European Press Club Federation Holds Meeting in Santiago de Compostela

Left to right: Matthew Xuereb, Institute of Maltese Journalists; Luis Menendez, Galicia Press Club; Isabelle Falconnier, Geneva Press Club; Patricia Kranz, OPC; Martyn Bond, London Press Club; Camila Riquelme-Brevis, Galicia Press Club; Juliane Hielscher, Berlin Press Club; Monica Viñas, Catalunya Press Club.
by Patricia Kranz

Representatives from eight press clubs met in Santago de Compostela in the Galicia region of Spain for the annual conference of the European Press Club Federation on Nov. 9 and 10. The OPC is a longtime member of the federation.

As executive director of the OPC, I exchanged information with officials from press clubs in Berlin, Brussels, Catalunya, Geneva, London, Malta, and of course, Galicia. The Galicia Press Center was created in 2022 and soon after joined the federation.

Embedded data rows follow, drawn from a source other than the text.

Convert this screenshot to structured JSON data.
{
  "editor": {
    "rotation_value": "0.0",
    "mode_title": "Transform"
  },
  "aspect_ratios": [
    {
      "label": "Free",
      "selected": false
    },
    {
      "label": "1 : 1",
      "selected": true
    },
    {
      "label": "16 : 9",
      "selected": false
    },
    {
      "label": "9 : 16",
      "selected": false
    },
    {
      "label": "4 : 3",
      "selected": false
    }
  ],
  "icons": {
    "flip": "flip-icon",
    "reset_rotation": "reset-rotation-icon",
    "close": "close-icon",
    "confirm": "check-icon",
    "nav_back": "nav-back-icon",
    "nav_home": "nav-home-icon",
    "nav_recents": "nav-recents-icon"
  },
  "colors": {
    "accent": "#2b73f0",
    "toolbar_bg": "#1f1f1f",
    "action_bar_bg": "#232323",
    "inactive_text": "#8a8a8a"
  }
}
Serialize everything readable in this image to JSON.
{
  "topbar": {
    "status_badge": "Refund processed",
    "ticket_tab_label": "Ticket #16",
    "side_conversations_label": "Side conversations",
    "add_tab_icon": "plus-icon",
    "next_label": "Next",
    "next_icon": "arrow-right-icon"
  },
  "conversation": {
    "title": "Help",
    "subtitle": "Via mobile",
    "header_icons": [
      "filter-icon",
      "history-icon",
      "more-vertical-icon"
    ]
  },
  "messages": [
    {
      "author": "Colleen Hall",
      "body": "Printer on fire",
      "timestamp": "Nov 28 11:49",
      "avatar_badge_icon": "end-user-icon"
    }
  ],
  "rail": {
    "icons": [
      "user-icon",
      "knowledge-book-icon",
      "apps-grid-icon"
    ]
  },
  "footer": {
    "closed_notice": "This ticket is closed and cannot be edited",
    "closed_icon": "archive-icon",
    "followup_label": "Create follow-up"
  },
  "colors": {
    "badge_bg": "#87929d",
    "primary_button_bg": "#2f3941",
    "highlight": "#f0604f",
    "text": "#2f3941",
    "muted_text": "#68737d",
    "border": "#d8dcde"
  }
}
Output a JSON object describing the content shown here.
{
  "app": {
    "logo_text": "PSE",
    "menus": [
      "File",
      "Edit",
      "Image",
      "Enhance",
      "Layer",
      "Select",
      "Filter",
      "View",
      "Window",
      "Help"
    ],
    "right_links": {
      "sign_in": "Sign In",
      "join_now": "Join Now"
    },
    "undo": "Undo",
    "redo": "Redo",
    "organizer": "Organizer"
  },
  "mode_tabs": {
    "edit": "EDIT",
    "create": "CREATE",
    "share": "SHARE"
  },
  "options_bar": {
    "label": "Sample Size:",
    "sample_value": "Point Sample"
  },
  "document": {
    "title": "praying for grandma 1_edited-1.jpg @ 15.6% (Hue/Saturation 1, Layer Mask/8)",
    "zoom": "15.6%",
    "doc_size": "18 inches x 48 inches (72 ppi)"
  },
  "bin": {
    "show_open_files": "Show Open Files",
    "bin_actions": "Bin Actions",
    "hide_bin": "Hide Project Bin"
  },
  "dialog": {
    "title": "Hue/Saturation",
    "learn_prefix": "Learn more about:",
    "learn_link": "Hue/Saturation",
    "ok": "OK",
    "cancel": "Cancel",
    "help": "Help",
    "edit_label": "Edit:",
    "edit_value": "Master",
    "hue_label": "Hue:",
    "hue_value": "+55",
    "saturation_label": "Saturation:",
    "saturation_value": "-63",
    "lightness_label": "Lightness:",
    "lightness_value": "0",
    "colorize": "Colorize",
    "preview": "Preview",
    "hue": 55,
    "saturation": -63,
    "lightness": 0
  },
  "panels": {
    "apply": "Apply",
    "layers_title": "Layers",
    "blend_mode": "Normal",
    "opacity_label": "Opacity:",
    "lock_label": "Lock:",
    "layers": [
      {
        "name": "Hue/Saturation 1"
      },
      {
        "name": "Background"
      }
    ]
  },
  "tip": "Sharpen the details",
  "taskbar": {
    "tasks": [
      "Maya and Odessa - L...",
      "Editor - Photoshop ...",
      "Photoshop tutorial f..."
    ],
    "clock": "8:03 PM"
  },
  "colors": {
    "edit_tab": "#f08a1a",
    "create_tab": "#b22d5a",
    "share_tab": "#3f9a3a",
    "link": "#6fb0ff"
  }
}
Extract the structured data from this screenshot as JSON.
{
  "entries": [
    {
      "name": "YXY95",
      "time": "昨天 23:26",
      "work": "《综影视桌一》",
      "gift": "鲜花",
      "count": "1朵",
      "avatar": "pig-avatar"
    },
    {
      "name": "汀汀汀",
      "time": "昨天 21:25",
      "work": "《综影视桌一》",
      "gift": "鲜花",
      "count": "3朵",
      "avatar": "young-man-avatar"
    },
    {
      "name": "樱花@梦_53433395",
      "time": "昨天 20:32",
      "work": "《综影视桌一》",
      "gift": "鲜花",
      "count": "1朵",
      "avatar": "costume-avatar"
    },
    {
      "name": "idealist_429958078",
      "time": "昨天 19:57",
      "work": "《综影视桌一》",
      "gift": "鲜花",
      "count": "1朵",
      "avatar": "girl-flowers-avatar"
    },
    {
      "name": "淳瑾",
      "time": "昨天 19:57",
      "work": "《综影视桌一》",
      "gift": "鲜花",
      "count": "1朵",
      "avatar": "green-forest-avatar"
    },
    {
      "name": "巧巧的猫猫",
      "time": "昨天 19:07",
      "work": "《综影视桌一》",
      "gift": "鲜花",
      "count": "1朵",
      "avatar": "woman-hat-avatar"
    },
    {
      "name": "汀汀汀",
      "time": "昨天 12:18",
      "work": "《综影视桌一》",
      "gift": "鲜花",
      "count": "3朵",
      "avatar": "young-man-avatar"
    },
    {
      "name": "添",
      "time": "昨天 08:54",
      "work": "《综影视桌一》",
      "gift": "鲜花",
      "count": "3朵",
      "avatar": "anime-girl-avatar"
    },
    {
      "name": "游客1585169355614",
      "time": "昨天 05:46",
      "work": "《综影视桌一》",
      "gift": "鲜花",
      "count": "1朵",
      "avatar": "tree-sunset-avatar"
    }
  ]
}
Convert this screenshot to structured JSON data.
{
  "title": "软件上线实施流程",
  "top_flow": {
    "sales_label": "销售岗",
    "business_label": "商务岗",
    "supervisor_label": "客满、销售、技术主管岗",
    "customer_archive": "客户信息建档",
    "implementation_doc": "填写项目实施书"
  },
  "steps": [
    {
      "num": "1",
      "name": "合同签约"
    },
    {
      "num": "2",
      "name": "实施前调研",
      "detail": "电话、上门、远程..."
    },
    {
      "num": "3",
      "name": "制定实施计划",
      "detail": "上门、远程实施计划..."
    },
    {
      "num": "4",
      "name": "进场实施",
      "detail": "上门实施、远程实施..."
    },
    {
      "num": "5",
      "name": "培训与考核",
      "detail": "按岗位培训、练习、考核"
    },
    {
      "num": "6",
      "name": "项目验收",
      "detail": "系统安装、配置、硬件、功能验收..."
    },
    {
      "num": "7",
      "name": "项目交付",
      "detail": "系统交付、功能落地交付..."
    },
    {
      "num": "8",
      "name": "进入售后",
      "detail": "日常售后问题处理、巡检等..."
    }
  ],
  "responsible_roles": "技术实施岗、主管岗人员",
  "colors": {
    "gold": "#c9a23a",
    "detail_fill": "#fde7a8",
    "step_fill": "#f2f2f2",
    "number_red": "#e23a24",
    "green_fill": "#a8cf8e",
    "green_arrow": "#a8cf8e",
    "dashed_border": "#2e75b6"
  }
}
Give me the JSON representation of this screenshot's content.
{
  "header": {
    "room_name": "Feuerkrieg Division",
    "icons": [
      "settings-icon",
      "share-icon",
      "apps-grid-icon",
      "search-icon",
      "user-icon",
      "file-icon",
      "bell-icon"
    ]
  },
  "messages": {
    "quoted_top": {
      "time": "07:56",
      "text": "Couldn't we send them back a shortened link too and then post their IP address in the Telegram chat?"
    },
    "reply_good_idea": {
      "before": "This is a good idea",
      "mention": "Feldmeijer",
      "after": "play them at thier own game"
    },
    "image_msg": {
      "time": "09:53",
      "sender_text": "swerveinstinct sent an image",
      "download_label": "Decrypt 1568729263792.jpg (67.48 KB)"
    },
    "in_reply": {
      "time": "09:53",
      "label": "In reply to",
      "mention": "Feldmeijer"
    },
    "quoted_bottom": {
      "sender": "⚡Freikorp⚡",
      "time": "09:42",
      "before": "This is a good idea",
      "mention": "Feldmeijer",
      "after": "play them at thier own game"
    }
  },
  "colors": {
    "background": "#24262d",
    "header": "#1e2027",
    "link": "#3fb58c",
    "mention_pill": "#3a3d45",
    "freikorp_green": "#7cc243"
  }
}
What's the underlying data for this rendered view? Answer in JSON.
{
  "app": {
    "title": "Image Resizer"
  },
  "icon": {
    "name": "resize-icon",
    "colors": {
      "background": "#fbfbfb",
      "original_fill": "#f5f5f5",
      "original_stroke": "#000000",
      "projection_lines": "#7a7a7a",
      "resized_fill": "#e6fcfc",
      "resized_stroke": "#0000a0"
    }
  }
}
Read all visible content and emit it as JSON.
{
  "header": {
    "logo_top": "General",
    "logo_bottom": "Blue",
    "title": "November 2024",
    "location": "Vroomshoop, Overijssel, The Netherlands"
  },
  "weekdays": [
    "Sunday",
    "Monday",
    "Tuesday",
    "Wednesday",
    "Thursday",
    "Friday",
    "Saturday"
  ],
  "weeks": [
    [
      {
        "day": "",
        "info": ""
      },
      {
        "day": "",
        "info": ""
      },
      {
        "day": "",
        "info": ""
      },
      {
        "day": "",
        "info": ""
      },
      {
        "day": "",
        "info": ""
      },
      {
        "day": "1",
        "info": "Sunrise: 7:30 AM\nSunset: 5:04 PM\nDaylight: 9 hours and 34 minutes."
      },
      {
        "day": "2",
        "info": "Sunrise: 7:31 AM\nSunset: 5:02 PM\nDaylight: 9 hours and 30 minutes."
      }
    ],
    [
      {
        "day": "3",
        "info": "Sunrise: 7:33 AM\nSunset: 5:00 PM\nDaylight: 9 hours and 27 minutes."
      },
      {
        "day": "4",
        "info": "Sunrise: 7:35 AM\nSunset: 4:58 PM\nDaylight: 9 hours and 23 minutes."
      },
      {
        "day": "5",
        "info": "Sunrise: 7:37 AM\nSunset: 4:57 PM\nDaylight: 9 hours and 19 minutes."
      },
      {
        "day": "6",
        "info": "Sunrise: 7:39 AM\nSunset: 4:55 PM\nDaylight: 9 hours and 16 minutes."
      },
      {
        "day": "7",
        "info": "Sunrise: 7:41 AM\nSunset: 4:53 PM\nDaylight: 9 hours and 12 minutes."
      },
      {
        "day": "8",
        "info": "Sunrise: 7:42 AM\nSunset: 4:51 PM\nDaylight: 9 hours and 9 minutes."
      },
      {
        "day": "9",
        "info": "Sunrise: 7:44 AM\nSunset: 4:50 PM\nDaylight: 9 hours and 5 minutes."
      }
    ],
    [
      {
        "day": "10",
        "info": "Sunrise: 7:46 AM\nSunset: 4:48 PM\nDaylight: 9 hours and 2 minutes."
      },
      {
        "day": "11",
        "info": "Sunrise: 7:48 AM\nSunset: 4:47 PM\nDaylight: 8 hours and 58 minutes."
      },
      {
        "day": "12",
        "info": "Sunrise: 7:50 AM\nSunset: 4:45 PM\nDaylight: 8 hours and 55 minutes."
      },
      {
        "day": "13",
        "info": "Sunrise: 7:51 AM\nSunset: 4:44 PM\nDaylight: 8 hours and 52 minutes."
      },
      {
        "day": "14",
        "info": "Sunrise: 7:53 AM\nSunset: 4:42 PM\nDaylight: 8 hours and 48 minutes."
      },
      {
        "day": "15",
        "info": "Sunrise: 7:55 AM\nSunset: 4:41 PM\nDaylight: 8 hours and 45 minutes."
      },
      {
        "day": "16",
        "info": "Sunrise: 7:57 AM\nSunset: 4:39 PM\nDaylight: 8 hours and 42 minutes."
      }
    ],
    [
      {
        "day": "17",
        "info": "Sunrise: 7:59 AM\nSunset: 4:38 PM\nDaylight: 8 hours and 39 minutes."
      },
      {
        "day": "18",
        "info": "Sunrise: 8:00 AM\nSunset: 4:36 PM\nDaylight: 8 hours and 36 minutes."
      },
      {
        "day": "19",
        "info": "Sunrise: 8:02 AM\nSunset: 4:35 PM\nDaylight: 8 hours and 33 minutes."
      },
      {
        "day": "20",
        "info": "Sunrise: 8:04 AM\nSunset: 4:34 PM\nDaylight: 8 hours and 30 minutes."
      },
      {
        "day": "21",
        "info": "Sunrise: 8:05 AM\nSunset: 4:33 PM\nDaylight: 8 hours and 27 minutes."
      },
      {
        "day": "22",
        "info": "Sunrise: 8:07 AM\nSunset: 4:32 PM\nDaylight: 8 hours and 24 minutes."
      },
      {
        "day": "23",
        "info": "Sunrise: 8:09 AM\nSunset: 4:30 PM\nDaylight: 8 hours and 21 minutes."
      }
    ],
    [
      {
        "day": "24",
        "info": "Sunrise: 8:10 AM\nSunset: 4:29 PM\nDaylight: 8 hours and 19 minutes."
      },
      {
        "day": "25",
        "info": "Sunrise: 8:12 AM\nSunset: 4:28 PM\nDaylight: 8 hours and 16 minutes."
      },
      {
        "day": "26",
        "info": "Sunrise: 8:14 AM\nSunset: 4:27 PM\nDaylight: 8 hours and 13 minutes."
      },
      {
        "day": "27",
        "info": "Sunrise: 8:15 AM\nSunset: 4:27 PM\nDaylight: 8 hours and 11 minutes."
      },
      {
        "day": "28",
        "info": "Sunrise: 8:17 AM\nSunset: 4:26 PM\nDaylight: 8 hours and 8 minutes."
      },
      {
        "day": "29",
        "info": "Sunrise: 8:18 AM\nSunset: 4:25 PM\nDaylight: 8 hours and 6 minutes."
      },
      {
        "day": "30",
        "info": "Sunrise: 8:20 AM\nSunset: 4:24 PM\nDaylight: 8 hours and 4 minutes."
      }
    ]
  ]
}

During the meeting, each press club presented an update of their activities during the past year. I was proud to recount the OPC’s many accomplishments: $36,200 in emergency grants to Ukrainian journalists; psychological safety training programs for freelance journalists, women and non-binary journalists; the launching of the How I Did It and In the Thick of It program series; book nights and screenings; and the club’s efforts to diversify its membership and board.

The Institute of Maltese Journalists attended as a prospective member. Federation members supported the potential application as a way to show solidarity with journalists in Malta. In 2017, Daphne Caruana Galizia, an investigative reporter in Malta, was killed by a car bomb. Her work targeted many powerful figures, including money-laundering banks, Mafia-linked gambling companies and politicians allegedly receiving covert payments, The Guardian reported. She ran her own website and her work was part of the Panama Papers project of the International Consortium of Investigative Journalists.

The photo above was taken on the roof of the Cathedral of Santiago de Compostela in Galicia. For centuries, pilgrims have made their way to the site via a network of routes known as the Camino de Santiago, or Way of St. James, which leads to the shrine of the apostle James in a crypt beneath the main altar of the cathedral.